At the turn of the 21st century, ratio detection moved to more direct methods by using mRNA or protein levels, and whole exome sequencing. With the exception of escaped genes, only the active X chromosome will transcribe mRNA and produce protein. The exome sequencing provides a dataset that shows target sequences, giving an indication of disease-related protein coding regions. mRNA sequencing is then used on these regions to focus on the X chromosome and find single nucleotide polymorphisms (SNP) that are associated with the disease. These SNPs are genotyped and traced to parental contributor to calculate the ratio of inactivation, based on how much genetic information each parent donated and how much of each parental allele is expressed. These levels of expression may give greater insight to the fundamental cause of the diseases seen from skewed X-inactivation.

===Potential problems===

There are several factors which must be taken into account when studying skewed X-inactivation. Escaped genes are ones found on the inactive X chromosome but are still expressed; this particular gene will be expressed from both chromosomes. It is estimated that 25% of the genes escape inactivation. Genes used to study skewing must be carefully selected to ensure they do not escape inactivation, as they will not show any skewed pattern.

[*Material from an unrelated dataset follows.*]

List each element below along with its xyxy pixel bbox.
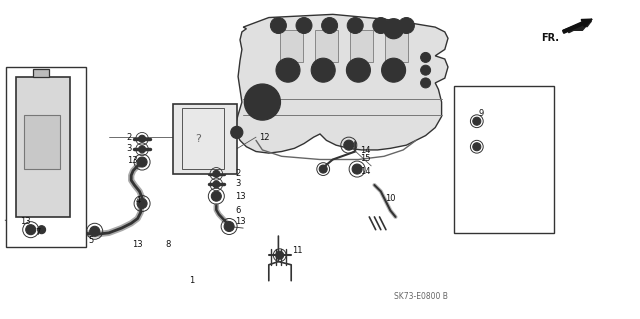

A skewed pattern might be more common in affected females than unaffected. This must be considered when studying X-linked diseases. Due to the random nature of inactivation, women can have skewed inactivation due to simple statistical probability. This makes it difficult to determine when the ratio is abnormally skewed. Additionally, skewed activation can also be localized to specific cell lineages. For example, one woman might have skewed activation in her T cells but not the B cells, which in turn necessitates deep analysis work and adequate control of cell lines to ensure proper diagnosis.